In the previous article, we discussed one of the network\circuit analysis theorem the Thevenin theorem which is very similar to the Norton Theorem.

As You can see that the above figure is very similar to Thevenin’s network similarly both Thevenin theorem and Norton Theorem are similar. But the difference is in Norton’s equivalent circuit consists of a current source and the equivalent resistance of the circuit are connected in parallel to the current source.

Table of Contents

**Norton theorem statement**

**Norton theorem:** It states that any linear, bilinear circuit can be resolved into Norton equivalent circuit. Where several active and passive elements are converted into equivalent current sources in parallel with Norton equivalent resistance and load resistance. It is known as Norton’s equivalent circuit.

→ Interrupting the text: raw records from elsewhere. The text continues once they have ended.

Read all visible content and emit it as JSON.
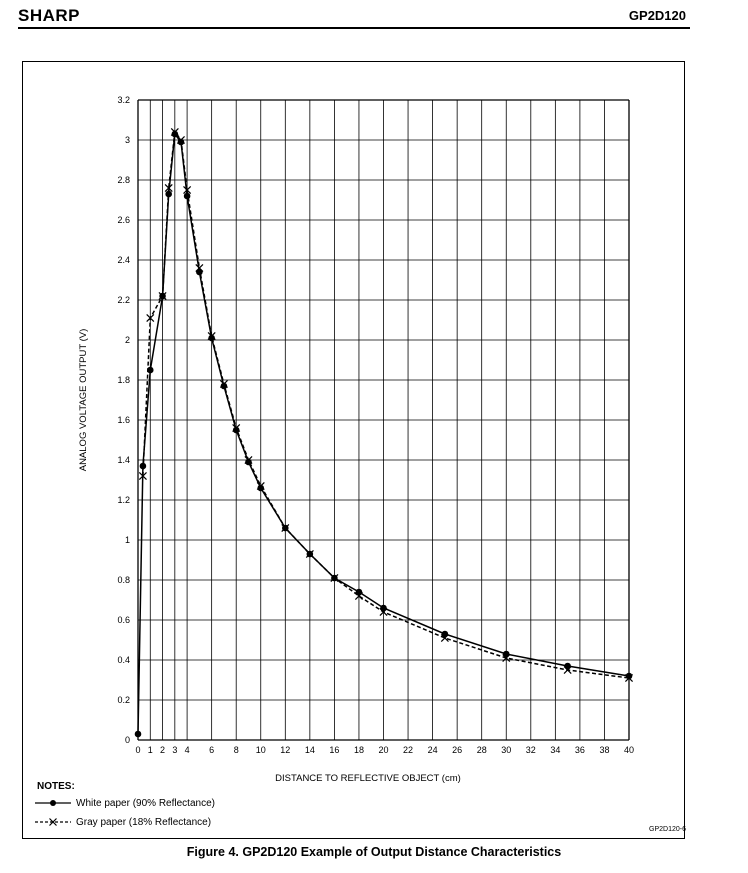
{
  "header": {
    "brand": "SHARP",
    "part_number": "GP2D120"
  },
  "notes": {
    "title": "NOTES:",
    "items": [
      {
        "label": "White paper (90% Reflectance)",
        "marker": "dot",
        "style": "solid"
      },
      {
        "label": "Gray paper (18% Reflectance)",
        "marker": "x",
        "style": "dashed"
      }
    ]
  },
  "figure_id": "GP2D120-6",
  "caption": "Figure 4.  GP2D120 Example of Output Distance Characteristics",
  "chart_data": {
    "type": "line",
    "title": "",
    "xlabel": "DISTANCE TO REFLECTIVE OBJECT (cm)",
    "ylabel": "ANALOG VOLTAGE OUTPUT (V)",
    "xlim": [
      0,
      40
    ],
    "ylim": [
      0,
      3.2
    ],
    "grid": true,
    "x_ticks": [
      0,
      2,
      4,
      6,
      8,
      10,
      12,
      14,
      16,
      18,
      20,
      22,
      24,
      26,
      28,
      30,
      32,
      34,
      36,
      38,
      40
    ],
    "x_tick_labels": [
      "0",
      "2",
      "4",
      "6",
      "8",
      "10",
      "12",
      "14",
      "16",
      "18",
      "20",
      "22",
      "24",
      "26",
      "28",
      "30",
      "32",
      "34",
      "36",
      "38",
      "40"
    ],
    "x_minor_ticks": [
      1,
      3
    ],
    "x_minor_tick_labels": [
      "1",
      "3"
    ],
    "y_ticks": [
      0,
      0.2,
      0.4,
      0.6,
      0.8,
      1,
      1.2,
      1.4,
      1.6,
      1.8,
      2,
      2.2,
      2.4,
      2.6,
      2.8,
      3,
      3.2
    ],
    "y_tick_labels": [
      "0",
      "0.2",
      "0.4",
      "0.6",
      "0.8",
      "1",
      "1.2",
      "1.4",
      "1.6",
      "1.8",
      "2",
      "2.2",
      "2.4",
      "2.6",
      "2.8",
      "3",
      "3.2"
    ],
    "legend_position": "bottom-left",
    "series": [
      {
        "name": "White paper (90% Reflectance)",
        "marker": "dot",
        "line": "solid",
        "color": "#000000",
        "x": [
          0,
          0.4,
          1,
          2,
          2.5,
          3,
          3.5,
          4,
          5,
          6,
          7,
          8,
          9,
          10,
          12,
          14,
          16,
          18,
          20,
          25,
          30,
          35,
          40
        ],
        "y": [
          0.03,
          1.37,
          1.85,
          2.22,
          2.73,
          3.03,
          2.99,
          2.72,
          2.34,
          2.01,
          1.77,
          1.55,
          1.39,
          1.26,
          1.06,
          0.93,
          0.81,
          0.74,
          0.66,
          0.53,
          0.43,
          0.37,
          0.32
        ]
      },
      {
        "name": "Gray paper (18% Reflectance)",
        "marker": "x",
        "line": "dashed",
        "color": "#000000",
        "x": [
          0.4,
          1,
          2,
          2.5,
          3,
          3.5,
          4,
          5,
          6,
          7,
          8,
          9,
          10,
          12,
          14,
          16,
          18,
          20,
          25,
          30,
          35,
          40
        ],
        "y": [
          1.32,
          2.11,
          2.22,
          2.76,
          3.04,
          3.0,
          2.75,
          2.36,
          2.02,
          1.78,
          1.56,
          1.4,
          1.27,
          1.06,
          0.93,
          0.81,
          0.72,
          0.64,
          0.51,
          0.41,
          0.35,
          0.31
        ]
      }
    ]
  }
}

That means a circuit consists of various active and passive elements that can be simplified into an equivalent circuit only consisting of short circuit current of the circuit connected in series with an equivalent resistance of the circuit with load resistor or resistor across which current have to find.

**Main steps to solve :**

- Remove the resistance across which you have to obtain current.
- Now obtain the equivalent resistance by converting the voltage source into a short-circuit wire and current source into an open terminal (if any)
- Obtain the equivalent current by making terminal short-circuited wire
- At last, connect equivalent Norton voltage in parallel with equivalent resistance with load resistance and find current across the load

Now, Let’s solve the above steps with help of an example.

**Q. Find the current in resistance R _{L} having 25 ohms of the network shown below.**

**Step 1.** First, remove the resistance across which you have to find current or voltage and make it short-circuit, and mark the open terminals ‘a and b’.

Current across short circuit terminal a-b :

I = Total voltage / total resistance

= 100/22

I = 4.54 A

**Step 2**. Then, if the circuit has any current or voltage source, convert the voltage source into short-circuit and the current source into an open-circuit. Now find the equivalent resistance of the circuit by looking from terminal ‘a-b’.

R_{N} = (10+20)||20 + 10

R_{N} = (30*20/30+20) + 10

= (600/50) + 10

= 22

**Step 3.** Then, find the short-circuit current across terminal ‘a & b’.

I_{sc} = current across 10 ohm resistor

I_{sc }= I*10/(10+20) (by current divider rule) =45.4/30

= 1.51 A

**Step 4**. At last, now obtain the current across load resistor by connecting Norton equivalent across terminal ‘a-b’ in parallel with equivalent resistance with the load resistance.

Current across 25-ohm resistor

I_{L }= 1.51 *22/25+22

= 33.22/47

= 0.706 A

Therefore, the current flowing across the 25-ohm resistor is 0.706 A. So, the above question gives you the concept to solve the question. The process of solving questions is very similar to the Thevenin theorems method.